Iran's Rocket Kitten cyber espionage group gets poor reviews (and a lots of Schadenfreude) for its slovenly OPSEC.
Tunisian Islamists deface webpages belonging to North London's JFS, Europe's largest Jewish school, with anti-Israel, pro-Palestinian messages. Elsewhere the Hill notes the growing scope and impact of hacktivism ("cyber vigilantes") as a general phenomenon.
njRAT morphs into KillerRat, with enhanced anonymity and more capable spying.
Palo Alto Networks discovers a new, modular Trojan infesting targets in Thailand. "Bookworm" is similar to earlier Chinese-run exploits. It abuses legitimate executables found in either Kaspersky Anti-Virus or Microsoft Security Essentials.
Ransomware continues its run as a major criminal threat. Mac users are in criminal developers' crosshairs, so their sense of (relative) immunity may be short-lived. Poorly written ransomware has recently work to the victims' advantage, but not so this week: "Power Worm's" buggy code inadvertently dumps its encryption key, making recovery impossible even if victims pony up.
Many vendors issue patches.
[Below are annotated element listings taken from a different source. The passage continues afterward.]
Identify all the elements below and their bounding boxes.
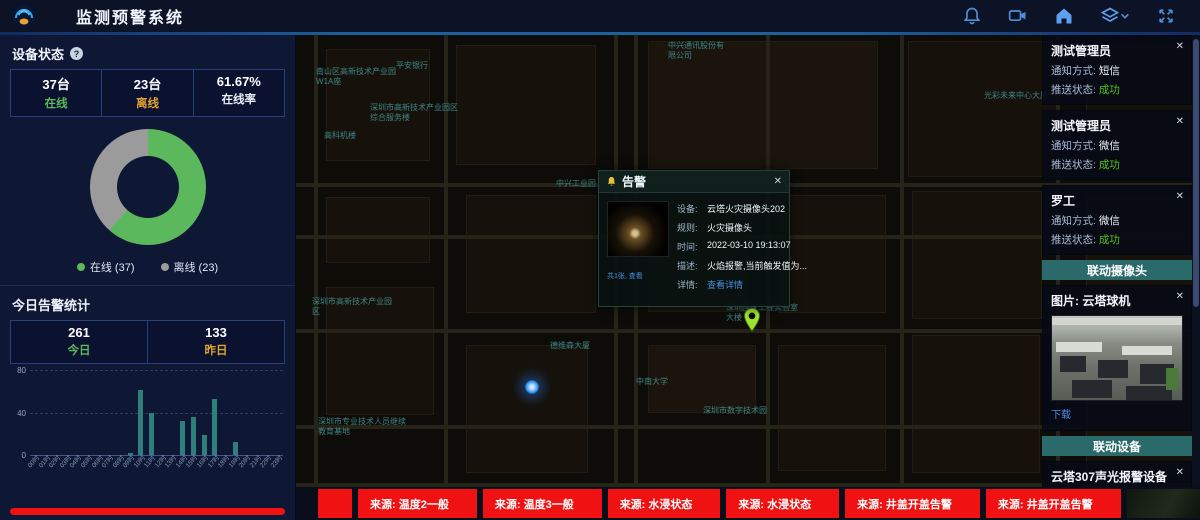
app-header: 监测预警系统 xyxy=(0,0,1200,32)
stat-cell: 37台在线 xyxy=(11,70,101,116)
card-title: 罗工 xyxy=(1051,192,1183,209)
alarm-source-chip[interactable] xyxy=(318,489,352,518)
donut-hole xyxy=(117,156,179,218)
x-axis-tick: 23时 xyxy=(273,459,284,485)
popup-row-value: 2022-03-10 19:13:07 xyxy=(707,240,791,253)
map-place-label: 深圳市高新技术产业园区综合服务楼 xyxy=(370,103,462,123)
alarm-bell-icon xyxy=(606,176,617,187)
bar-slot xyxy=(230,370,241,455)
bar xyxy=(212,399,217,455)
popup-row-label: 规则: xyxy=(677,221,707,234)
notification-card: 测试管理员✕通知方式: 微信推送状态: 成功 xyxy=(1042,110,1192,180)
today-alarm-stats: 261今日133昨日 xyxy=(10,320,285,364)
info-icon[interactable]: ? xyxy=(70,47,83,60)
chevron-down-icon xyxy=(1120,11,1130,21)
device-status-donut-chart xyxy=(90,129,206,245)
right-sidebar: 测试管理员✕通知方式: 短信推送状态: 成功测试管理员✕通知方式: 微信推送状态… xyxy=(1042,35,1192,520)
bar-slot xyxy=(146,370,157,455)
map-place-label: 深圳市数字技术园 xyxy=(703,406,793,416)
notification-card: 测试管理员✕通知方式: 短信推送状态: 成功 xyxy=(1042,35,1192,105)
bar xyxy=(149,413,154,456)
stat-label: 今日 xyxy=(11,342,147,358)
legend-item: 在线 (37) xyxy=(77,259,135,275)
stat-value: 23台 xyxy=(102,74,192,93)
camera-snapshot-image[interactable] xyxy=(1051,315,1183,401)
card-title: 云塔307声光报警设备 xyxy=(1051,468,1183,485)
photo-count-view-link[interactable]: 共1张, 查看 xyxy=(607,271,669,281)
camera-thumbnail-dark[interactable] xyxy=(1127,489,1200,518)
stat-label: 在线 xyxy=(11,95,101,111)
bar-slot xyxy=(209,370,220,455)
unhandled-progress-bar xyxy=(10,508,285,515)
alarm-source-chip[interactable]: 来源: 温度2一般 xyxy=(358,489,477,518)
popup-row: 描述:火焰报警,当前触发值为... xyxy=(677,259,807,272)
stat-value: 37台 xyxy=(11,74,101,93)
linked-devices-header[interactable]: 联动设备 xyxy=(1042,436,1192,456)
bar-slot xyxy=(262,370,273,455)
device-status-title: 设备状态 ? xyxy=(0,35,295,69)
bar xyxy=(180,421,185,455)
video-camera-icon[interactable] xyxy=(1008,6,1028,26)
map-place-label: 德维森大厦 xyxy=(550,341,610,351)
bar-slot xyxy=(199,370,210,455)
bell-icon[interactable] xyxy=(962,6,982,26)
popup-row-label: 详情: xyxy=(677,278,707,291)
card-title: 测试管理员 xyxy=(1051,42,1183,59)
bar-slot xyxy=(135,370,146,455)
stat-cell: 61.67%在线率 xyxy=(193,70,284,116)
stat-value: 61.67% xyxy=(194,74,284,89)
map-place-label: 中兴通讯股份有限公司 xyxy=(668,41,730,61)
close-icon[interactable]: ✕ xyxy=(1176,191,1184,202)
bar xyxy=(138,390,143,455)
bar-slot xyxy=(241,370,252,455)
y-axis-tick: 80 xyxy=(6,366,26,375)
page-title: 监测预警系统 xyxy=(76,4,184,28)
scrollbar-thumb[interactable] xyxy=(1193,39,1199,307)
today-alarms-title: 今日告警统计 xyxy=(0,286,295,320)
card-row: 通知方式: 微信 xyxy=(1051,138,1183,153)
popup-row-value: 火焰报警,当前触发值为... xyxy=(707,259,807,272)
bar-slot xyxy=(188,370,199,455)
bar-slot xyxy=(167,370,178,455)
bar-slot xyxy=(220,370,231,455)
bar-slot xyxy=(178,370,189,455)
popup-row-label: 设备: xyxy=(677,202,707,215)
stat-label: 在线率 xyxy=(194,91,284,107)
stat-cell: 23台离线 xyxy=(101,70,192,116)
device-status-stats: 37台在线23台离线61.67%在线率 xyxy=(10,69,285,117)
close-icon[interactable]: ✕ xyxy=(1176,467,1184,478)
fullscreen-icon[interactable] xyxy=(1156,6,1176,26)
y-axis-tick: 40 xyxy=(6,409,26,418)
stat-label: 昨日 xyxy=(148,342,284,358)
close-icon[interactable]: ✕ xyxy=(1176,41,1184,52)
alarm-source-chip[interactable]: 来源: 井盖开盖告警 xyxy=(986,489,1121,518)
y-axis-tick: 0 xyxy=(6,451,26,460)
alarm-source-chip[interactable]: 来源: 水浸状态 xyxy=(726,489,839,518)
popup-row-value: 火灾摄像头 xyxy=(707,221,752,234)
legend-label: 离线 (23) xyxy=(174,259,219,275)
legend-label: 在线 (37) xyxy=(90,259,135,275)
map-place-label: 中南大学 xyxy=(636,377,686,387)
bottom-alert-strip: 来源: 温度2一般来源: 温度3一般来源: 水浸状态来源: 水浸状态来源: 井盖… xyxy=(296,487,1200,520)
device-marker-blue-dot[interactable] xyxy=(525,380,539,394)
bar-slot xyxy=(251,370,262,455)
card-row: 通知方式: 短信 xyxy=(1051,63,1183,78)
app-logo-icon xyxy=(12,4,36,28)
view-details-link[interactable]: 查看详情 xyxy=(707,278,743,291)
linked-cameras-header[interactable]: 联动摄像头 xyxy=(1042,260,1192,280)
x-axis-labels: 00时01时02时03时04时05时06时07时08时09时10时11时12时1… xyxy=(30,459,283,485)
close-icon[interactable]: ✕ xyxy=(1176,291,1184,302)
card-row: 推送状态: 成功 xyxy=(1051,82,1183,97)
close-icon[interactable]: ✕ xyxy=(774,176,782,187)
bars-container xyxy=(30,370,283,455)
legend-item: 离线 (23) xyxy=(161,259,219,275)
donut-legend: 在线 (37)离线 (23) xyxy=(0,259,295,275)
bar-slot xyxy=(125,370,136,455)
alarm-popup-header: 告警 ✕ xyxy=(599,171,789,193)
alarm-source-chip[interactable]: 来源: 井盖开盖告警 xyxy=(845,489,980,518)
close-icon[interactable]: ✕ xyxy=(1176,116,1184,127)
bar-slot xyxy=(51,370,62,455)
alarm-snapshot-image[interactable] xyxy=(607,201,669,257)
bar-slot xyxy=(41,370,52,455)
alarm-popup-title: 告警 xyxy=(622,173,646,190)
alarm-popup: 告警 ✕ 共1张, 查看 设备:云塔火灾摄像头202规则:火灾摄像头时间:202… xyxy=(598,170,790,307)
notification-card: 罗工✕通知方式: 微信推送状态: 成功 xyxy=(1042,185,1192,255)
map-place-label: 南山区高新技术产业园W1A座 xyxy=(316,67,398,87)
stat-cell: 133昨日 xyxy=(147,321,284,363)
alarm-source-chip[interactable]: 来源: 温度3一般 xyxy=(483,489,602,518)
stat-value: 133 xyxy=(148,325,284,340)
bar-slot xyxy=(62,370,73,455)
stat-value: 261 xyxy=(11,325,147,340)
legend-dot xyxy=(77,263,85,271)
bar-slot xyxy=(157,370,168,455)
legend-dot xyxy=(161,263,169,271)
map-place-label: 深圳市专业技术人员继续教育基地 xyxy=(318,417,410,437)
popup-row: 设备:云塔火灾摄像头202 xyxy=(677,202,807,215)
popup-row-label: 描述: xyxy=(677,259,707,272)
bar-slot xyxy=(273,370,284,455)
card-title: 测试管理员 xyxy=(1051,117,1183,134)
map-place-label: 高科机楼 xyxy=(324,131,374,141)
alarm-marker-green-pin[interactable] xyxy=(742,307,762,333)
popup-row: 时间:2022-03-10 19:13:07 xyxy=(677,240,807,253)
bar-slot xyxy=(83,370,94,455)
bar xyxy=(191,417,196,455)
hourly-alarm-bar-chart: 8040000时01时02时03时04时05时06时07时08时09时10时11… xyxy=(30,370,283,488)
layers-icon[interactable] xyxy=(1100,6,1130,26)
bar-slot xyxy=(72,370,83,455)
popup-row: 规则:火灾摄像头 xyxy=(677,221,807,234)
card-row: 推送状态: 成功 xyxy=(1051,232,1183,247)
map-place-label: 深圳市高新技术产业园区 xyxy=(312,297,392,317)
stat-label: 离线 xyxy=(102,95,192,111)
card-row: 推送状态: 成功 xyxy=(1051,157,1183,172)
popup-row: 详情:查看详情 xyxy=(677,278,807,291)
popup-row-value: 云塔火灾摄像头202 xyxy=(707,202,785,215)
alarm-source-chip[interactable]: 来源: 水浸状态 xyxy=(608,489,721,518)
map-place-label: 平安银行 xyxy=(396,61,446,71)
bar-slot xyxy=(104,370,115,455)
bar-slot xyxy=(93,370,104,455)
bar-slot xyxy=(30,370,41,455)
bar-chart-plot: 80400 xyxy=(30,370,283,456)
download-link[interactable]: 下载 xyxy=(1051,406,1071,421)
camera-card-title: 图片: 云塔球机 xyxy=(1051,292,1183,309)
bar-slot xyxy=(114,370,125,455)
right-scrollbar[interactable] xyxy=(1192,35,1200,520)
linked-camera-card: 图片: 云塔球机 ✕ 下载 xyxy=(1042,285,1192,431)
left-sidebar: 设备状态 ? 37台在线23台离线61.67%在线率 在线 (37)离线 (23… xyxy=(0,35,296,520)
stat-cell: 261今日 xyxy=(11,321,147,363)
home-icon[interactable] xyxy=(1054,6,1074,26)
header-accent-line xyxy=(0,32,1200,35)
card-row: 通知方式: 微信 xyxy=(1051,213,1183,228)
popup-row-label: 时间: xyxy=(677,240,707,253)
Microsoft is reworking one fix that's had unintended bad consequences for functionality.
Last week's stock sell-offs prompt M&A talk.
Tenable's big infusion of cash set off IPO speculation (but Tenable says you'll know its IPO when you see it).
Microsoft opens a data center in Germany as a hedge against EU privacy requirements, especially should the trans-Atlantic Safe Harbor regime not return.
US prosecutors indict suspects for hacks of JPMorgan, eTrade, Scottrade and others.